I have two degrees in electrical engineering, and a broad (but not long) range of experience in full stack web development. I also know a thing or two about somewhat more experimental/obscure things--I've worked professionally as a translator in a language that is regarded as "difficult" (by most English speakers, and the speakers of the language), and I enjoy somewhat new programming languages like Elixir and Rust.
I feel as though this makes my background look "weird". My work in both degrees was focused more on the mathematical side of electrical engineering (signal processing, adaptive algorithms, machine learning, etc.), and ultimately practicing with that knowledge came down to near-pure software implementations.
Most traditional engineering positions seem to be targeted at someone who did only traditional engineering in the typical progression. Likewise, most (contemporary) software development positions seem to be targeted at someone who either has professional experience or taught themselves. It's been my experience that neither culture tends to professionally respect the habits of the other.

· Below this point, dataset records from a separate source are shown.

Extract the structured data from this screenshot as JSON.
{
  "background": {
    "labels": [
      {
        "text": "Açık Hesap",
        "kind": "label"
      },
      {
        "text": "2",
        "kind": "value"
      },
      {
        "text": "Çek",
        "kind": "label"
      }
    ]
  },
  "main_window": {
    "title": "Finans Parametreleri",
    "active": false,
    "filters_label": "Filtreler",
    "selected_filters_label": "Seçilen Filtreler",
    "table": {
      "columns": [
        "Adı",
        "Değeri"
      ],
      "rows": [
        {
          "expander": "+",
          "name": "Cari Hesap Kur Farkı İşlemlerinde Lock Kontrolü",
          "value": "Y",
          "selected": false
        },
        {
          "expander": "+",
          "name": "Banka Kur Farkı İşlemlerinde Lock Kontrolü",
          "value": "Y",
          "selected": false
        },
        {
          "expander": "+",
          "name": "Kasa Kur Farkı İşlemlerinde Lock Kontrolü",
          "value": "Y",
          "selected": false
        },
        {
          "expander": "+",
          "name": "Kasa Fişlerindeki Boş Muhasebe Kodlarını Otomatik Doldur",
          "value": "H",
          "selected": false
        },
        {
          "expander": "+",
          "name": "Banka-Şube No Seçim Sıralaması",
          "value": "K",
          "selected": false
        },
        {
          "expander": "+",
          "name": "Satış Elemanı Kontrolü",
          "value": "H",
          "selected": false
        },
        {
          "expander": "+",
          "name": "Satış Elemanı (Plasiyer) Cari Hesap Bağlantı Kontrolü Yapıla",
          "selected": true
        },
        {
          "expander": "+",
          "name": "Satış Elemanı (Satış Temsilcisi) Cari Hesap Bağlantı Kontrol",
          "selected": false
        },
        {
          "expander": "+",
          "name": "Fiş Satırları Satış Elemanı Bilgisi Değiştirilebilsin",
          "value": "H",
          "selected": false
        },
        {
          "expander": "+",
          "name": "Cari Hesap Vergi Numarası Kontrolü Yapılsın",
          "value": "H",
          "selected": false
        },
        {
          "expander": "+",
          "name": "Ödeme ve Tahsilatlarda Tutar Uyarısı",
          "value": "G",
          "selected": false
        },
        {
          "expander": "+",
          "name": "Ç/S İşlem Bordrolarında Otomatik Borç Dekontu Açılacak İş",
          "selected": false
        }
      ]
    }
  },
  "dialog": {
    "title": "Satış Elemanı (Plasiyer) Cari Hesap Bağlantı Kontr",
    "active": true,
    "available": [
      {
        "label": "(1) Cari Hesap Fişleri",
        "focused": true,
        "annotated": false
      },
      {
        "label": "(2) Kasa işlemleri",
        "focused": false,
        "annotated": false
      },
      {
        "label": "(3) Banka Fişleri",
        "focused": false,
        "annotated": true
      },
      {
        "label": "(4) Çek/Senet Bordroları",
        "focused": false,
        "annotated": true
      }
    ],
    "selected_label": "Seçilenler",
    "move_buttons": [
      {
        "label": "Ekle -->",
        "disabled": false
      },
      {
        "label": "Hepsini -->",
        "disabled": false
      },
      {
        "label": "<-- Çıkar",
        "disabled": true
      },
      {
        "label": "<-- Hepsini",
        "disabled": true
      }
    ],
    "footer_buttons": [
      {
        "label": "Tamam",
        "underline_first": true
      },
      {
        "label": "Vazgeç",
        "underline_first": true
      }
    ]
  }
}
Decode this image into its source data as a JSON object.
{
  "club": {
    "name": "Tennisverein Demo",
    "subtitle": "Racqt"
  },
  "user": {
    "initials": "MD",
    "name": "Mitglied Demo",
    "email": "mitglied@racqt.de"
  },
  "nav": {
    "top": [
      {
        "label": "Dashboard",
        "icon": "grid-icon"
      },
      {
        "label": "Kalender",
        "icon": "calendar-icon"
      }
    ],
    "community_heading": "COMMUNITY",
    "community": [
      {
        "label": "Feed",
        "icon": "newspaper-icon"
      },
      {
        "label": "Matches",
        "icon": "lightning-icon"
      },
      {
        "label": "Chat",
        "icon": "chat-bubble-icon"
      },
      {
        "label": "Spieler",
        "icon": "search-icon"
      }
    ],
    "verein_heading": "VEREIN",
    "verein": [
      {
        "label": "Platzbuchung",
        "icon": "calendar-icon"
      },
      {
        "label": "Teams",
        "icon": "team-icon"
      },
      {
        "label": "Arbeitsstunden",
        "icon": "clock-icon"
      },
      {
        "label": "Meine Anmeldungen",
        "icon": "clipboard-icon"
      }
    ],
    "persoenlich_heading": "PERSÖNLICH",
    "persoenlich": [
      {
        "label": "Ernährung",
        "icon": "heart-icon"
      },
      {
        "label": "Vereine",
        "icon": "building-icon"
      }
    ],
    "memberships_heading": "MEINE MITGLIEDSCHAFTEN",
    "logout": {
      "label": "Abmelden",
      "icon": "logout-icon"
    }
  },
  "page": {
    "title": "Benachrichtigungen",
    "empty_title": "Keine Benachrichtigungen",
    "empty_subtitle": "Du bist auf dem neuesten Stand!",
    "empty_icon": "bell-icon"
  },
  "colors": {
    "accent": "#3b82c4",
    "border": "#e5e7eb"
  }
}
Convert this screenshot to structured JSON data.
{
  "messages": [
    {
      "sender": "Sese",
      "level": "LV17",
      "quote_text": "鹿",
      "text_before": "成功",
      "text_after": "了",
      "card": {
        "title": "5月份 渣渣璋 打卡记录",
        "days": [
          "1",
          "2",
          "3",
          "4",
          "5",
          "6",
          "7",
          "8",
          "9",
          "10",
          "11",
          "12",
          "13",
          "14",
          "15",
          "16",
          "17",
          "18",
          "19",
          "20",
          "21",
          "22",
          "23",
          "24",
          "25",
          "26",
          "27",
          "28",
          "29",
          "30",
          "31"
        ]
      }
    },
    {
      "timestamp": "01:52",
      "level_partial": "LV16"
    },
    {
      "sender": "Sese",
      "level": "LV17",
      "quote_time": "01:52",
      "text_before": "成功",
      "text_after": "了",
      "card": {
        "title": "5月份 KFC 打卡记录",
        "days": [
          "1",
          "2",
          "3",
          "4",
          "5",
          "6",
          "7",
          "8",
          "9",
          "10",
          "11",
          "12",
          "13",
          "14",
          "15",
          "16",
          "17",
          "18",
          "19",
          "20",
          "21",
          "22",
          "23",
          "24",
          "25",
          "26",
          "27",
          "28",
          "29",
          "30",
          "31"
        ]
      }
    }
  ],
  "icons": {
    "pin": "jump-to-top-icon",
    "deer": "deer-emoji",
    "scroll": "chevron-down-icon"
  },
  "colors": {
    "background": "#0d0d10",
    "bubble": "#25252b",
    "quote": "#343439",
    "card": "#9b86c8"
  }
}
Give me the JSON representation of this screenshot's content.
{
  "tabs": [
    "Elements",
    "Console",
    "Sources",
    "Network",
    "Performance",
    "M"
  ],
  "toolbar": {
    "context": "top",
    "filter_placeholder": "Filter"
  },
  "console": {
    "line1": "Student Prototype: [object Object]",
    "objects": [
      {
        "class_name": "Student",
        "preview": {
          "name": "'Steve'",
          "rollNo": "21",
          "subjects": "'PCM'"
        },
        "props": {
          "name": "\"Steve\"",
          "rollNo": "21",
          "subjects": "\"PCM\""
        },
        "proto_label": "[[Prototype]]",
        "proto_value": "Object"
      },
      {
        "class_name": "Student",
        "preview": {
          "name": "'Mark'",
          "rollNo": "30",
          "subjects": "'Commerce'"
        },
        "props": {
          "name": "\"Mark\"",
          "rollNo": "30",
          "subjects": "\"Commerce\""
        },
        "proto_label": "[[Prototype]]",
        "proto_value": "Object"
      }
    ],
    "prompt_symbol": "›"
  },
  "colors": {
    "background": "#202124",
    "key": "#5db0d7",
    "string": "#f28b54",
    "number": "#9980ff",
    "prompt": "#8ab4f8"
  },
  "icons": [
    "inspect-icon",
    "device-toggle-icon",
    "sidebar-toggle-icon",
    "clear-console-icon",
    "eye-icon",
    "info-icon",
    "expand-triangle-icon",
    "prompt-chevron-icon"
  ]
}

But one of the things I learned in graduate school is that many problems in my (large) sphere come down to a few different combinations of math background, engineering approaches, and tricks+intuition about hardware in test/implementation. Whatever it is, I know I can figure it out. But that's not how I feel I am or will be judged for hiring.
I think I've got only one thing going for me: my specialties are "adjacent" to many, many things.
If I want to make myself more palatable for some specific specialized position that requires an advanced skill normally obtained in graduate school or on the job, how do I get that skill in a way that is convincing, without spending years in more graduate school or working a job whose sole value to me is training for the job I really want?